Editoriali
La riforma di Israele sulla Corte suprema
Fra leciti timori per le minoranze e attivismo giudiziario, la scelta di Bibi
Israele non ha una Costituzione scritta, quindi le sentenze del suo finora potentissimo “Bagatz”, la Corte suprema, sono state una sorta di carta costituzionale. Il nuovo governo di Benjamin Netanyahu col ministro della Giustizia Yariv Levin ha annunciato una riforma che consentirebbe di fatto al Parlamento di annullare una decisione della Corte con un voto a maggioranza semplice, aumentando il potere dei funzionari eletti sui tribunali. I critici evocano la Corte costituzionale polacca e il caso ungherese, con la stretta degli esecutivi di Visegrad sulle rispettive corti più alte. La gente è scesa per strada a Tel Aviv e l’ex presidente della Corte suprema Aharon Barak ha definito Levin un “criminale”.
Da anni la destra è mobilitata contro quello che negli anni ’90 Barak considerava il necessario “attivismo legale” in base al quale le Corti assumevano il potere di rovesciare leggi approvate dalla Knesset (come nel caso delle politiche di sicurezza e antiterrorismo nei Territori palestinesi). E intanto cresceva la contro-reazione politica israeliana, che parlava di “golpe giudiziario”.

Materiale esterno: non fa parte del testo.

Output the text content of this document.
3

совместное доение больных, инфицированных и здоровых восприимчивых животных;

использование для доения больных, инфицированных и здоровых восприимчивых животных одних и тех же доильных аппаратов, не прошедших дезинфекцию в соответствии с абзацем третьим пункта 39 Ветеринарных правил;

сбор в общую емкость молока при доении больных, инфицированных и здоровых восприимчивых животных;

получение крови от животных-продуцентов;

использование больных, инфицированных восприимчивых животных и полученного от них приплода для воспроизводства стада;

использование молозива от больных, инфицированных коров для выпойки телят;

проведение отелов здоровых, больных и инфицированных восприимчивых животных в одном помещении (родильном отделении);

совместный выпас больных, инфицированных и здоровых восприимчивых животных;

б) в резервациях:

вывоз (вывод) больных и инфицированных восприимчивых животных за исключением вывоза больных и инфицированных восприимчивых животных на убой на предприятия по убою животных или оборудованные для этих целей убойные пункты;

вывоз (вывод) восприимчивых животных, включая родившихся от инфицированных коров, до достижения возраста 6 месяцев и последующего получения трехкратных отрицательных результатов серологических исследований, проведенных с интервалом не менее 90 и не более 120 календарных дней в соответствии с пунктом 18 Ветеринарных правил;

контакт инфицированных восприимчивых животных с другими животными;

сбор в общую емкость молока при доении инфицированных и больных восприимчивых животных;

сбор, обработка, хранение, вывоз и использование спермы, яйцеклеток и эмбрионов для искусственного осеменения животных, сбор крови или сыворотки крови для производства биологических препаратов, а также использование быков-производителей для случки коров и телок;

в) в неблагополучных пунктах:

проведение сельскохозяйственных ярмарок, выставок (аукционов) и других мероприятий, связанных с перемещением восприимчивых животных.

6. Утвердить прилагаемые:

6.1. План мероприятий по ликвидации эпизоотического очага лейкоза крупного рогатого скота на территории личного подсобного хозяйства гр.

In questa prospettiva, è importante che la coalizione di governo riconosca il fatto che queste riforme giudiziarie sono estremamente rilevanti e delicate, per qualcuno possono modificare il carattere dello stato di Israele e l’equilibrio tra i diversi poteri dello stato. Non sarà facile trovare quell’equilibrio, fra il diritto della maggioranza eletta a governare, del popolo a essere rappresentato e delle minoranze, della società civile e dei giudici di portare istanze che a suon di plebisciti non si farebbero mai sentire. Ma è anche la forza d’Israele, essere l’unica democrazia da Casablanca a Mumbai. E non è poco.